不知過了多久——也許是永恒中的一瞬,也許是一瞬中的永恒——那片混沌開始沉澱。
最先恢複的是失重感,然後是冰冷的觸感從背部傳來。最後,是聽覺捕捉到一種……**極其微弱、卻異常清晰的、彷彿無數精密齒輪在遙遠虛空中咬合運轉的規律滴答聲**。
薇拉的眼皮極其沉重,彷彿壓著千鈞重擔。她想睜開,卻被一種深沉的疲憊和殘留的、來自意識深處的悲傷餘韻所阻撓。那悲傷如同冰冷的潮水,浸泡著她的靈魂,讓她下意識地想要逃避。
*……回……來……為什麼……離開……*
那聲呼喚,那抹悲傷的虛影,在她昏沉的意識邊緣再次閃過,帶來一陣心悸般的刺痛。她的手,無意識地想要抓住什麼,卻隻感覺到冰冷光滑的表麵。
這觸感讓她略微清醒了一些。她強行聚集起渙散的意識,如同在泥沼中掙紮,一點一點,睜開了眼睛。
視野起初是一片模糊的幽藍,如同沉在深海。幾秒鐘後,焦距才逐漸清晰。
她躺在一個橢圓形的、散發著柔和幽藍光芒的半透明艙室內。艙壁似乎不是實體,而是一種能量力場。透過艙壁,能看到外麵是一個空曠、巨大的金屬大廳,風格與她記憶中‘仲裁者之心’樞紐相似,但似乎……更加古老、更加破損,且瀰漫著一層厚厚的灰塵。
她冇死?這是哪裡?跳躍結束了?
薇拉嘗試移動身體,一陣劇烈的、彷彿每一根骨頭都被敲碎又重新粘合的痠痛和虛弱感瞬間席捲全身,讓她忍不住發出一聲悶哼。但這痛楚也讓她的大腦變得更加清醒。她強迫自己慢慢坐起身,檢查自己的狀況。

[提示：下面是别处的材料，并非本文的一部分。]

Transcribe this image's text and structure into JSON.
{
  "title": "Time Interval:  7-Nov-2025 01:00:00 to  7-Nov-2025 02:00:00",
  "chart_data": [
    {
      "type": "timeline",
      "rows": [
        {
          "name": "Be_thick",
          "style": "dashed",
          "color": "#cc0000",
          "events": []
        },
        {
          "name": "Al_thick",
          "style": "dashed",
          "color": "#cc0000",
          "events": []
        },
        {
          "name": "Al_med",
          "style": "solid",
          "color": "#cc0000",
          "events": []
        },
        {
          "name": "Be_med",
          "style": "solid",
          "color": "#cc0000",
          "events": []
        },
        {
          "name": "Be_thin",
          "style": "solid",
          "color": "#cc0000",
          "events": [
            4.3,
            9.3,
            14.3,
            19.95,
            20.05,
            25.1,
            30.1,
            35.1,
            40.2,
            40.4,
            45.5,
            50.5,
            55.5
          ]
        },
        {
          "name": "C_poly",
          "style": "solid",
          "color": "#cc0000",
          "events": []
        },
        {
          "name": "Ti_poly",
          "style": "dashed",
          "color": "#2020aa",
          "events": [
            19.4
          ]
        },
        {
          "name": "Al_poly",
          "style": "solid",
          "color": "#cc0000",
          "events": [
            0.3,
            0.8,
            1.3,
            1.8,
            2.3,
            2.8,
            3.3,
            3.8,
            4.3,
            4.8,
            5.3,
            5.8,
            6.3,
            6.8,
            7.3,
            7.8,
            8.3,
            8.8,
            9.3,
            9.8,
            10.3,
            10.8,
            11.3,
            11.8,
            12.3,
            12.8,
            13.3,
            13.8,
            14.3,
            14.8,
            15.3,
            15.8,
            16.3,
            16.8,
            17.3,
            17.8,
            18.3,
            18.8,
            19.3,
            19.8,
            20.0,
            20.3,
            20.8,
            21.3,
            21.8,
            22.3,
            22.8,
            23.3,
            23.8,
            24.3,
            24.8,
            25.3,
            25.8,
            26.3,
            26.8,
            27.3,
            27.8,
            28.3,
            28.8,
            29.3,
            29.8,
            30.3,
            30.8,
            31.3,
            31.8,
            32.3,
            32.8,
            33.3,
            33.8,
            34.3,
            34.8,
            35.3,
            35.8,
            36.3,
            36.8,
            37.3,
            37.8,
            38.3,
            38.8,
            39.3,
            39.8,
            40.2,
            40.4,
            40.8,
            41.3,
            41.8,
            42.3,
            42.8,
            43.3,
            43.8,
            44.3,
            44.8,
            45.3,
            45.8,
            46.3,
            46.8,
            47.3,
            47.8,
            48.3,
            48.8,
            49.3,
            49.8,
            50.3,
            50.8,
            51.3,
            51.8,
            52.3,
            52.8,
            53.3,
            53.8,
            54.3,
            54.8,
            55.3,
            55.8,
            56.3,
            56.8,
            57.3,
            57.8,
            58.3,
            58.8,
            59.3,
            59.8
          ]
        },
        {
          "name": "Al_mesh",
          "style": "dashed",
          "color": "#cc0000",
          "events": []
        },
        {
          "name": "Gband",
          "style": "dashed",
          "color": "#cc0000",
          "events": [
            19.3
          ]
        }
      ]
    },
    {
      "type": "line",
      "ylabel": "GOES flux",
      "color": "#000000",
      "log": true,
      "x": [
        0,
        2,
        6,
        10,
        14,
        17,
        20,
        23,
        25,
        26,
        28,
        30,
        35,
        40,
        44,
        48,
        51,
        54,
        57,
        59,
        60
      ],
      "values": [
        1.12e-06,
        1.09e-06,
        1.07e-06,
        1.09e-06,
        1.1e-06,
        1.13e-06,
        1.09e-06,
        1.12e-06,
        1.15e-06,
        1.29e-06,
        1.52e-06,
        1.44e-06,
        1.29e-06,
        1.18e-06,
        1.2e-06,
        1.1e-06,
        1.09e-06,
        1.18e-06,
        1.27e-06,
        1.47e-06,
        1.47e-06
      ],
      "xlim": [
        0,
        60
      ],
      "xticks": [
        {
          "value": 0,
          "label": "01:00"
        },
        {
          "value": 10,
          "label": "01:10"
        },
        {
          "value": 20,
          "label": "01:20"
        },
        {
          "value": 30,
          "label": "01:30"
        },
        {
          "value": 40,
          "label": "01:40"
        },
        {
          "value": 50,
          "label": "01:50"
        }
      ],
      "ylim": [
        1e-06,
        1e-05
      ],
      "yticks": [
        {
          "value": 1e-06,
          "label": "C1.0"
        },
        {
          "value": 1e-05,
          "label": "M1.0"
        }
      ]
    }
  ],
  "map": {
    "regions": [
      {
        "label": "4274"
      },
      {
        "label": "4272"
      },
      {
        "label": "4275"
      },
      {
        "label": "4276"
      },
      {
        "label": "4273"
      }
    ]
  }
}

身上的傷口似乎被某種能量場處理過,不再流血,但依舊疼痛。最讓她心沉的是手心的‘星痕’,它依舊沉寂,光芒黯淡,彷彿一塊真正的傷疤。隻有當她集中全部精神去感知時,才能察覺到其深處一絲微弱的、彷彿風中殘燭般的脈動,以及……那股揮之不去的、來自“星淚”的悲傷共鳴,如同烙印般留在她的靈魂深處。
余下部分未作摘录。